If you want elements to be repeated, simply use the **.combinations_with_replacement()** function!

In [90]:
print(*itertools.combinations_with_replacement('ABCD', 2))

('A', 'A') ('A', 'B') ('A', 'C') ('A', 'D') ('B', 'B') ('B', 'C') ('B', 'D') ('C', 'C') ('C', 'D') ('D', 'D')


Now, if I want to ignore order and return a list of permutations, I can use **.permutations()**.

In [91]:
print(*itertools.permutations('ABCD', 2))

('A', 'B') ('A', 'C') ('A', 'D') ('B', 'A') ('B', 'C') ('B', 'D') ('C', 'A') ('C', 'B') ('C', 'D') ('D', 'A') ('D', 'B') ('D', 'C')


## Cartesian Product

![image.png](attachment:image.png)

Uh oh, Dr.

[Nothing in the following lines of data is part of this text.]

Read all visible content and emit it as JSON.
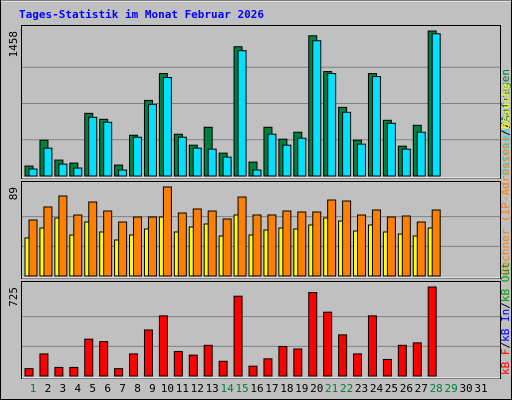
{
  "title": "Tages-Statistik im Monat Februar 2026",
  "legend_separator": "/",
  "chart_data": [
    {
      "type": "bar",
      "ylim": [
        0,
        1458
      ],
      "yticks": [
        1458
      ],
      "series": [
        {
          "name": "Anfragen",
          "color": "#008040",
          "values": [
            100,
            360,
            160,
            130,
            630,
            570,
            110,
            410,
            760,
            1030,
            420,
            310,
            490,
            230,
            1300,
            140,
            490,
            370,
            440,
            1410,
            1050,
            690,
            360,
            1030,
            560,
            300,
            510,
            1458,
            null,
            null,
            null
          ]
        },
        {
          "name": "Dateien",
          "color": "#00e0ff",
          "values": [
            70,
            280,
            120,
            80,
            590,
            540,
            60,
            390,
            720,
            990,
            390,
            280,
            270,
            190,
            1260,
            60,
            420,
            310,
            380,
            1360,
            1030,
            640,
            320,
            1000,
            530,
            270,
            440,
            1430,
            null,
            null,
            null
          ]
        }
      ]
    },
    {
      "type": "bar",
      "ylim": [
        0,
        89
      ],
      "yticks": [
        89
      ],
      "series": [
        {
          "name": "Besuche",
          "color": "#ffff00",
          "values": [
            38,
            48,
            58,
            41,
            54,
            44,
            36,
            41,
            47,
            59,
            44,
            49,
            52,
            40,
            61,
            41,
            46,
            48,
            47,
            51,
            58,
            55,
            45,
            51,
            44,
            42,
            40,
            48,
            null,
            null,
            null
          ]
        },
        {
          "name": "Rechner (IP-Adressen)",
          "color": "#ff8000",
          "values": [
            56,
            69,
            80,
            61,
            74,
            65,
            54,
            59,
            59,
            89,
            63,
            67,
            65,
            57,
            79,
            61,
            61,
            65,
            64,
            64,
            76,
            75,
            61,
            66,
            59,
            60,
            54,
            66,
            null,
            null,
            null
          ]
        }
      ]
    },
    {
      "type": "bar",
      "ylim": [
        0,
        725
      ],
      "yticks": [
        725
      ],
      "series": [
        {
          "name": "kB F",
          "color": "#ff0000",
          "values": [
            60,
            180,
            70,
            70,
            300,
            280,
            60,
            180,
            375,
            490,
            200,
            170,
            250,
            120,
            650,
            80,
            140,
            240,
            220,
            680,
            520,
            335,
            180,
            490,
            135,
            250,
            270,
            725,
            null,
            null,
            null
          ]
        }
      ],
      "extra_legend": [
        {
          "name": "kB In",
          "color": "#0000ff"
        },
        {
          "name": "kB Out",
          "color": "#00a000"
        }
      ],
      "categories": [
        1,
        2,
        3,
        4,
        5,
        6,
        7,
        8,
        9,
        10,
        11,
        12,
        13,
        14,
        15,
        16,
        17,
        18,
        19,
        20,
        21,
        22,
        23,
        24,
        25,
        26,
        27,
        28,
        29,
        30,
        31
      ],
      "highlight": [
        0,
        13,
        14,
        20,
        21,
        27,
        28
      ],
      "highlight_color": "#008040"
    }
  ]
}
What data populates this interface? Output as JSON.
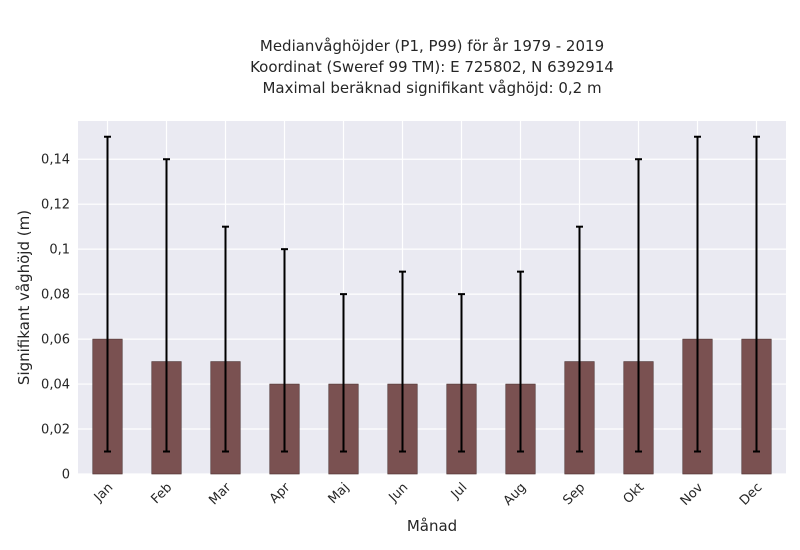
{
  "chart_data": {
    "type": "bar",
    "title_lines": [
      "Medianvåghöjder (P1, P99) för år 1979 - 2019",
      "Koordinat (Sweref 99 TM): E 725802, N 6392914",
      "Maximal beräknad signifikant våghöjd: 0,2 m"
    ],
    "xlabel": "Månad",
    "ylabel": "Signifikant våghöjd (m)",
    "categories": [
      "Jan",
      "Feb",
      "Mar",
      "Apr",
      "Maj",
      "Jun",
      "Jul",
      "Aug",
      "Sep",
      "Okt",
      "Nov",
      "Dec"
    ],
    "values": [
      0.06,
      0.05,
      0.05,
      0.04,
      0.04,
      0.04,
      0.04,
      0.04,
      0.05,
      0.05,
      0.06,
      0.06
    ],
    "p1": [
      0.01,
      0.01,
      0.01,
      0.01,
      0.01,
      0.01,
      0.01,
      0.01,
      0.01,
      0.01,
      0.01,
      0.01
    ],
    "p99": [
      0.15,
      0.14,
      0.11,
      0.1,
      0.08,
      0.09,
      0.08,
      0.09,
      0.11,
      0.14,
      0.15,
      0.15
    ],
    "yticks": [
      "0",
      "0,02",
      "0,04",
      "0,06",
      "0,08",
      "0,1",
      "0,12",
      "0,14"
    ],
    "ylim": [
      0,
      0.157
    ],
    "grid": true,
    "bar_color": "#7a5151",
    "errorbar_color": "#000000",
    "background_color": "#eaeaf2"
  }
}
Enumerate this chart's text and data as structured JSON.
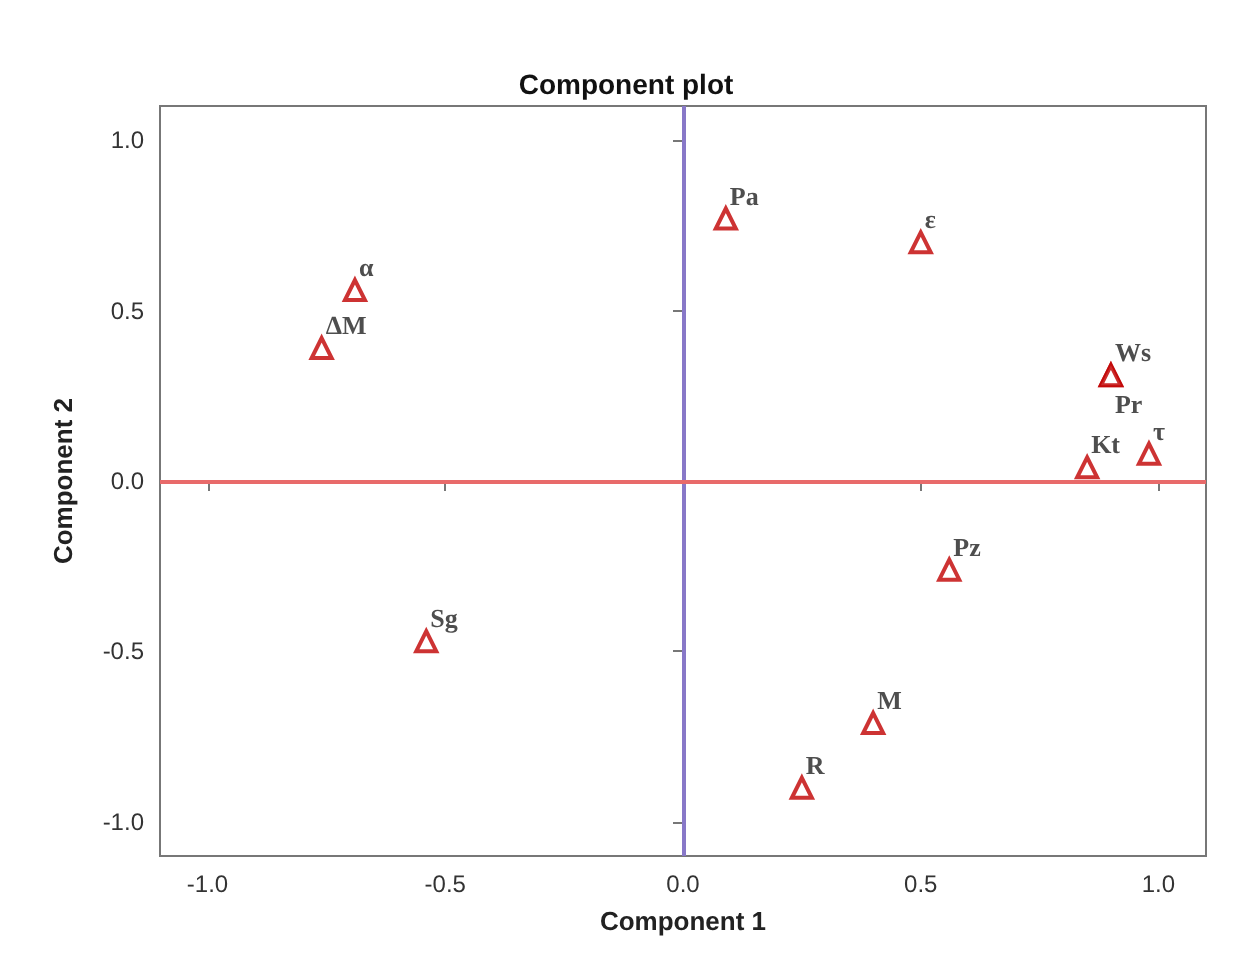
{
  "chart_data": {
    "type": "scatter",
    "title": "Component plot",
    "xlabel": "Component 1",
    "ylabel": "Component 2",
    "marker": "triangle",
    "grid": false,
    "legend": false,
    "xlim": [
      -1.1,
      1.1
    ],
    "ylim": [
      -1.1,
      1.1
    ],
    "xticks": [
      {
        "value": -1,
        "label": "-1.0"
      },
      {
        "value": -0.5,
        "label": "-0.5"
      },
      {
        "value": 0,
        "label": "0.0"
      },
      {
        "value": 0.5,
        "label": "0.5"
      },
      {
        "value": 1,
        "label": "1.0"
      }
    ],
    "yticks": [
      {
        "value": -1,
        "label": "-1.0"
      },
      {
        "value": -0.5,
        "label": "-0.5"
      },
      {
        "value": 0,
        "label": "0.0"
      },
      {
        "value": 0.5,
        "label": "0.5"
      },
      {
        "value": 1,
        "label": "1.0"
      }
    ],
    "ref_lines": [
      {
        "axis": "x",
        "value": 0,
        "color": "#8878c8"
      },
      {
        "axis": "y",
        "value": 0,
        "color": "#e86a6a"
      }
    ],
    "series": [
      {
        "name": "α",
        "color": "#c00000",
        "x": [
          -0.69
        ],
        "values": [
          0.56
        ]
      },
      {
        "name": "ΔM",
        "color": "#c00000",
        "x": [
          -0.76
        ],
        "values": [
          0.39
        ]
      },
      {
        "name": "Sg",
        "color": "#c00000",
        "x": [
          -0.54
        ],
        "values": [
          -0.47
        ]
      },
      {
        "name": "Pa",
        "color": "#c00000",
        "x": [
          0.09
        ],
        "values": [
          0.77
        ]
      },
      {
        "name": "ε",
        "color": "#c00000",
        "x": [
          0.5
        ],
        "values": [
          0.7
        ]
      },
      {
        "name": "Ws",
        "color": "#c00000",
        "x": [
          0.9
        ],
        "values": [
          0.31
        ]
      },
      {
        "name": "Pr",
        "color": "#c00000",
        "x": [
          0.9
        ],
        "values": [
          0.31
        ]
      },
      {
        "name": "Kt",
        "color": "#c00000",
        "x": [
          0.85
        ],
        "values": [
          0.04
        ]
      },
      {
        "name": "τ",
        "color": "#c00000",
        "x": [
          0.98
        ],
        "values": [
          0.08
        ]
      },
      {
        "name": "Pz",
        "color": "#c00000",
        "x": [
          0.56
        ],
        "values": [
          -0.26
        ]
      },
      {
        "name": "M",
        "color": "#c00000",
        "x": [
          0.4
        ],
        "values": [
          -0.71
        ]
      },
      {
        "name": "R",
        "color": "#c00000",
        "x": [
          0.25
        ],
        "values": [
          -0.9
        ]
      }
    ]
  }
}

Doom has commandeered itertools in search of a cartesian coordinate system for the world in his efforts to launch an attack on strategic regions! His clunky metal fingers make it difficult to trace coordinates on a physical map, so he wants some python code to automatically output each pair. For this nefarious plot, he has chosen to use **.product()**!

In [122]:
coordinates = itertools.product(itertools.islice(a, 5),itertools.islice(c,3))

In [124]:
print(*itertools.zip_longest(['NYC', 'Tokyo', 'Chicago', 'London',\
                             'SF', 'Houston', 'Lisbon', 'Paris', 'Asgard'], coordinates))

('NYC', (0, 'a')) ('Tokyo', (0, 'b')) ('Chicago', (0, 'c')) ('London', (1, 'a')) ('SF', (1, 'b')) ('Houston', (1, 'c')) ('Lisbon', (2, 'a')) ('Paris', (2, 'b')) ('Asgard', (2, 'c')) (None, (3, 'a')) (None, (3, 'b')) (None, (3, 'c')) (None, (4, 'a')) (None, (4, 'b')) (None, (4, 'c'))


# Explore Itertools 

Itertools has additional functions, which you can explore using the docs. There are also some recommended recipes for expanding the toolset and deriving even more power from the package.